There are plenty of up-to-the-minute design ideas in the interior design world right now: From the ultra-trendy cottagecore aesthetic to the enduring Scandinavian minimalism style, there is no shortage of themes and concepts to explore when you’re thinking of new design ideas for your home.
But there’s something quite timeless about the French Regency or neoclassical interior design style. Soft pastels, delicate details, ornate chandeliers—when done right, taking your cue from this era can turn your home from drab to fab in an instant. If you want your home to feel like a classy and modern take on this often romanticized period in history, here are some tips and tricks for designing your home Marie Antoinette-style.
Walls and ceiling
The 18th century was also known as the neoclassical period, and it was marked by elegant and royal design choices like the following:
- Decorative wall moldings. One of the most iconic design elements of French Regency-style interiors is decorative moldings.
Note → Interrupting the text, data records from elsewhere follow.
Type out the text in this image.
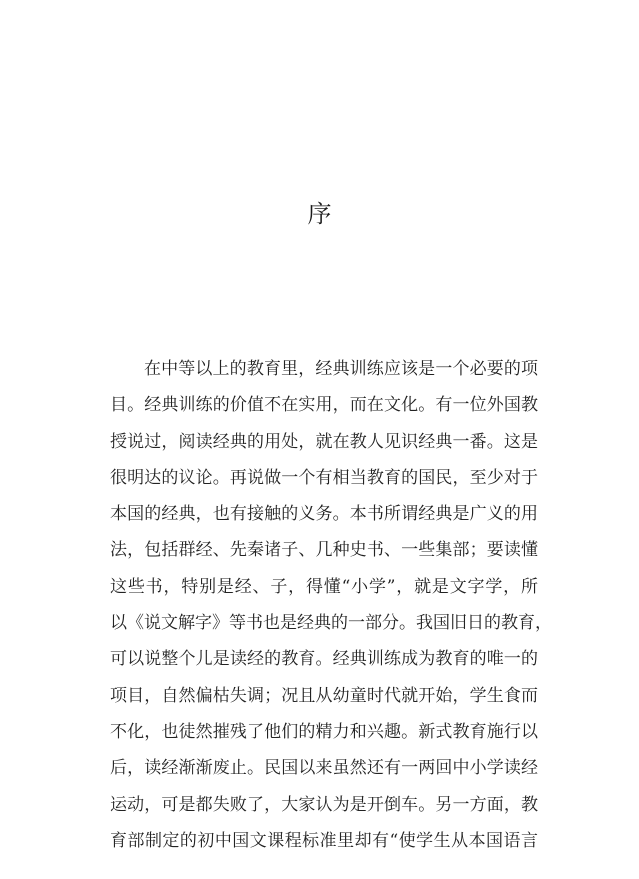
序
在中等以上的教育里，经典训练应该是一个必要的项
目。经典训练的价值不在实用，而在文化。有一位外国教
授说过，阅读经典的用处，就在教人见识经典一番。这是
很明达的议论。再说做一个有相当教育的国民，至少对于
本国的经典，也有接触的义务。本书所谓经典是广义的用
法，包括群经、先秦诸子、几种史书、一些集部；要读懂
这些书，特别是经、子，得懂“小学”，就是文字学，所
以《说文解字》等书也是经典的一部分。我国旧日的教育，
可以说整个儿是读经的教育。经典训练成为教育的唯一的
项目，自然偏枯失调；况且从幼童时代就开始，学生食而
不化，也徒然摧残了他们的精力和兴趣。新式教育施行以
后，读经渐渐废止。民国以来虽然还有一两回中小学读经
运动，可是都失败了，大家认为是开倒车。另一方面，教
育部制定的初中国文课程标准里却有“使学生从本国语言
There are plenty of designs to choose from, like casing style, which is usually used to cover gaps between doors, walls, and window frames. Baseboard styles are usually simple and function to cover floor and wall gaps. Crown moldings, on the other hand, are known for having intricate silhouettes and have plenty of different styles. There are many more styles to choose from, and these wall moldings are usually installed using endurable concrete sealers.
- Painted ceilings. Marie Antoinette’s ceiling was famously painted with a pastel blue with soft white clouds on them. If the idea of having your ceilings painted with this design is too intimidating, you can compromise by going for a baby blue ceiling minus the clouds or a white with a hint of soft blue on it. Other painted ceiling ideas include an ornate pattern or molding.
- Trimmings and floral motifs. The Palace of Versailles is also famous for its baroque trimmings in pastel colors and mirrors with ornate frames and floral-themed walls. To give this look a modern upgrade, you can explore some floral wallpapers or paint your wall a pastel color and hang an 18th-century painting.
Another huge marker of neoclassical design is accent chairs and furniture pieces. These pieces usually have straight legs with opulent ornamentation on the backrest. Carvings, ribbons, and garlands are also front and center in many furniture pieces. Gold was often used for tables and chairs as well as for other colors in the room. Since not a lot of furniture stores offer gold pieces, you can DIY using acrylic paint.
You can also look into having the chairs reupholstered so that they’re replaced with Regency-inspired patterns and floral themes. Another important design marker of this era is affixed metals with shapes like gold shells, birds, and lotuses, so be on the lookout for those pieces when you go furniture hunting.
Textiles and colors
When it comes to colors, the name of the game is pastels. Marie Antoinette was known for her light, pastel-colored dresses, and this soft color palette was also very evident in how her rooms were designed. When choosing colors for your home, make sure to stick with pastel pink, green, yellow, and blue, with gold and white for your secondary and accent colors for the walls, floor, and furniture pieces. When choosing colors for your home, make sure to follow the 60-30-10 interior design rule, which goes as follows:
- 60 percent the dominant color, which can be the pastel color of your walls and main furniture
- 30 percent will be the secondary color, which can be used for the drapes, linens, statement chairs, painted furniture, and accents on the walls
- 10 percent for the accent color or the other minor decorative elements like throw pillows, candles, lamps, and others
As for textiles, make sure to stick to materials like taffeta, toile, silk, and brocade—and make sure they’re in pastel, too.
Crystal chandeliers with a modern upgrade are also worthy investments for this specific concept. Choose predominantly white ones. You can also place a feather on a clear vase as a nod to Marie Antoinette, as well as neoclassical planters and gold candelabras. A simple canopy over your bed can also go a long way in evoking the Regency era.
Other pointers to remember
You don’t need to completely turn your home into a museum for this period. You can go sparse in your design and still end up with a home that is distinctly Marie Antoinette. Like everything in design, the devil is in the details—so ensure that everything you put in your home lines up with the aesthetics Marie Antoinette is celebrated for.